Curious Agents IV: BYOL-Hindsight: The latest post discusses BYOL-Hindsight, which addresses limitations in previous curiosity-based algorithms. I tested the algorithm in a custom 2D Minecraft-like environment.

Updates

2024-07-21: Attended ICML 2024 in Vienna, Austria, presenting our work on multi-agent debate, offline RL for generative design, and offline multi-agent reinforcement learning (main authors could not attend).
2023-12-10: Attended NeurIPS 2023 in New Orleans, Louisiana, USA, presenting our work on multi-agent debate and offline RL for generative design.

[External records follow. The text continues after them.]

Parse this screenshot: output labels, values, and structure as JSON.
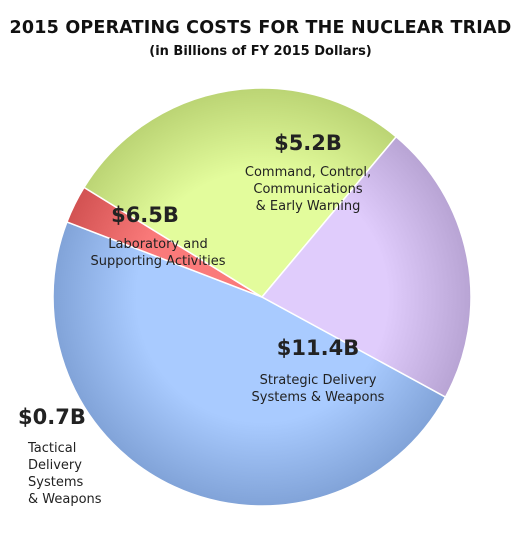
{
  "chart_data": {
    "type": "pie",
    "title": "2015 OPERATING COSTS FOR THE NUCLEAR TRIAD",
    "subtitle": "(in Billions of FY 2015 Dollars)",
    "slices": [
      {
        "value": 11.4,
        "value_label": "$11.4B",
        "label_lines": [
          "Strategic Delivery",
          "Systems & Weapons"
        ],
        "color": "#9dbff4"
      },
      {
        "value": 0.7,
        "value_label": "$0.7B",
        "label_lines": [
          "Tactical",
          "Delivery",
          "Systems",
          "& Weapons"
        ],
        "color": "#ee6e6e"
      },
      {
        "value": 6.5,
        "value_label": "$6.5B",
        "label_lines": [
          "Laboratory and",
          "Supporting Activities"
        ],
        "color": "#d7f090"
      },
      {
        "value": 5.2,
        "value_label": "$5.2B",
        "label_lines": [
          "Command, Control,",
          "Communications",
          "& Early Warning"
        ],
        "color": "#d4c0f0"
      }
    ]
  }
}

2022-12-12: Attended IndabaX in Pretoria, South Africa, presenting my PhD work on scaling simulated robotic soccer.
2022-10-19: Attended a company retreat in Turkey, Istanbul.
2022-10-19: Started a full-time position as a Research Scientist at InstaDeep after a two-year internship.
2020-03-08: Received my Master's degree (Cum Laude) in Electrical and Electronic Engineering from Stellenbosch University.
2018-12-06: Received my Bachelor's degree (Cum Laude) in Electrical and Electronic Engineering from Stellenbosch University.